Houve também nítido vínculo entre a política econômica e a concentração bancária. Nos períodos de aceleração inflacionária com política liberal de crédito, a reinversão dos lucros retidos permitiu a expansão interna dos bancos. Políticas de contenção inflacionária, por exemplo, do Governo Dutra, da gestão Gudin de 1954/55, quando a taxa de inflação caiu de 27% para 16,4%, e da resolução SUMOC, em 1958/59, de utilizar os depósitos à vista e os depósitos compulsórios no Banco do Brasil para atender ao Tesouro Nacional, levaram a crises bancárias. Com elas, houve a eliminação e/ou a fusão dos bancos frágeis com instituições financeiras mais sólidas, além da elevação dos depósitos à vista nestas. Isto porque os negócios bancários, por princípio, são essencialmente de confiança. Na época, em regra, a instituição de crédito trabalhava na razão de 90% de suas disponibilidades com fundos de terceiros (os depositantes), que ao menor sinal de instabilidade podiam, pelas suas retiradas, colocar o mais sólido estabelecimento em dificuldades.
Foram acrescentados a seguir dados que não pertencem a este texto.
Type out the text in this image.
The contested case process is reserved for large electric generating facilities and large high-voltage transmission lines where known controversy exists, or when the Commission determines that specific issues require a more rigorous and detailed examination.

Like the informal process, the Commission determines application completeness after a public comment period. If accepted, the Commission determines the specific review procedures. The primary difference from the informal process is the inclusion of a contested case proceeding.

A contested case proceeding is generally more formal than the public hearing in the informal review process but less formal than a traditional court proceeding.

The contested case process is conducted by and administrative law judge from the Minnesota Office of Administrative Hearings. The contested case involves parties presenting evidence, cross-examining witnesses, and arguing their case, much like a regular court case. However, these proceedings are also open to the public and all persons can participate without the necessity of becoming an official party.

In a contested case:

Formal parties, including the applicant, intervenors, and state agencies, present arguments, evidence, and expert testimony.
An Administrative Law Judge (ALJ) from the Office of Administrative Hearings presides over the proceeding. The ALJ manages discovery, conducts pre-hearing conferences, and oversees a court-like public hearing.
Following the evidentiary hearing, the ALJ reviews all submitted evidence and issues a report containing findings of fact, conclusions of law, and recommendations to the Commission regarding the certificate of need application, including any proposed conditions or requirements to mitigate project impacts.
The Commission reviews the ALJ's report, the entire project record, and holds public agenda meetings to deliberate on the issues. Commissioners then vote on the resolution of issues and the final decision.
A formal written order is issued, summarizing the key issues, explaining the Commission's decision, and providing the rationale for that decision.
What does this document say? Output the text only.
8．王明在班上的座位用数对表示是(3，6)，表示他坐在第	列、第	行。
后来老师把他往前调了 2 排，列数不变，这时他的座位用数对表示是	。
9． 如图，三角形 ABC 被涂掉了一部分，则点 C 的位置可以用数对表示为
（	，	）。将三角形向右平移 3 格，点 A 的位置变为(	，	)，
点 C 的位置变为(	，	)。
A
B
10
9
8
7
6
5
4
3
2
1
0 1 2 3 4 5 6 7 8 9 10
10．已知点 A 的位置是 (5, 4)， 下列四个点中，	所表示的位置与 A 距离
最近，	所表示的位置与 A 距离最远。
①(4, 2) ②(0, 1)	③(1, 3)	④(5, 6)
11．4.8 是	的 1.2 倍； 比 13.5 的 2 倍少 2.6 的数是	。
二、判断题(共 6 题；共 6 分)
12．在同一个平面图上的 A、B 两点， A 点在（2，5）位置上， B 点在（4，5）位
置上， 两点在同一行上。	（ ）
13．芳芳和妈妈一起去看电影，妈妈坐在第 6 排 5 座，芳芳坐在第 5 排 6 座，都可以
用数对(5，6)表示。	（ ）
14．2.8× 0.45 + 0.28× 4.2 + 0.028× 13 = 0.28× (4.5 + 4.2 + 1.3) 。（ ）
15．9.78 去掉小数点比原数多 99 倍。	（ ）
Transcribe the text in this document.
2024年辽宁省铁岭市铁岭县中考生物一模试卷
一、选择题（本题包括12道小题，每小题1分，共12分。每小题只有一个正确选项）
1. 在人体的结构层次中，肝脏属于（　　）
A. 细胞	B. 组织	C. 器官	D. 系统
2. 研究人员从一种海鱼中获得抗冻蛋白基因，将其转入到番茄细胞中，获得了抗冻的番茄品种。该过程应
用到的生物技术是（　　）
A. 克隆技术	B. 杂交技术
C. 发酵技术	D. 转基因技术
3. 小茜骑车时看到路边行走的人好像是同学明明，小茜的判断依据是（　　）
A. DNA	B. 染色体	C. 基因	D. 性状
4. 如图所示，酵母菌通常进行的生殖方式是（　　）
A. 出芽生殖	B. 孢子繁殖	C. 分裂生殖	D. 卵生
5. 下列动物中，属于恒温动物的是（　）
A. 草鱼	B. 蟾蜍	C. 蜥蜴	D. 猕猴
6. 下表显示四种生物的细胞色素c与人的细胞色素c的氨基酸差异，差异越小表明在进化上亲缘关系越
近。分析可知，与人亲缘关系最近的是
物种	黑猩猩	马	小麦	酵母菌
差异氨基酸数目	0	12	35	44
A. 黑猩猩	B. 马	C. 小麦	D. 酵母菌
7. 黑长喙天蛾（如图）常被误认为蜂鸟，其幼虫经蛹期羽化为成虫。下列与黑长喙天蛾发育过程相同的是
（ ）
Outro fator de fortalecimento dos bancos nacionais foi a adoção pelo Governo Federal da política de garantia dos preços mínimos agrícolas, similar à norte-americana, não somente para o café, como já era hábito, mas também para outras safras comercializáveis. Começou assim a época da “monetização do campo”, cujas origens remontam a 1951, e que drenou dinheiro em volume crescente para o chamado interior. Os bancos nacionais, atentos à nova situação, começaram a estender a rede de suas agências para os centros de produção agrícola. Os bancos estrangeiros não acompanharam o movimento. Desde seus ingressos, adotaram o hábito de fazer negócios que se limitavam ao setor do comércio exterior. Depois, com a prática de reserva de mercado para os bancos brasileiros, a SUMOC não concedia autorização para os estrangeiros abrirem novas agências, no interior, tolerando somente suas agências já existentes em algumas capitais.

Paralelamente à penetração no interior, processou-se a transformação dos bancos de caráter regional em bancos nacionais. Os estabelecimentos de Minas Gerais, desde a época da II Guerra, saíram de seu Estado. Os bancos paulistas, no final dos anos 50, ainda não tinham iniciado sua peregrinação para os outros Estados da União. Isso porque as oportunidades oferecidas pela expansão de sua economia eram tão rentáveis que não incitavam ao nomadismo, em busca de outros destinos para o financiamento.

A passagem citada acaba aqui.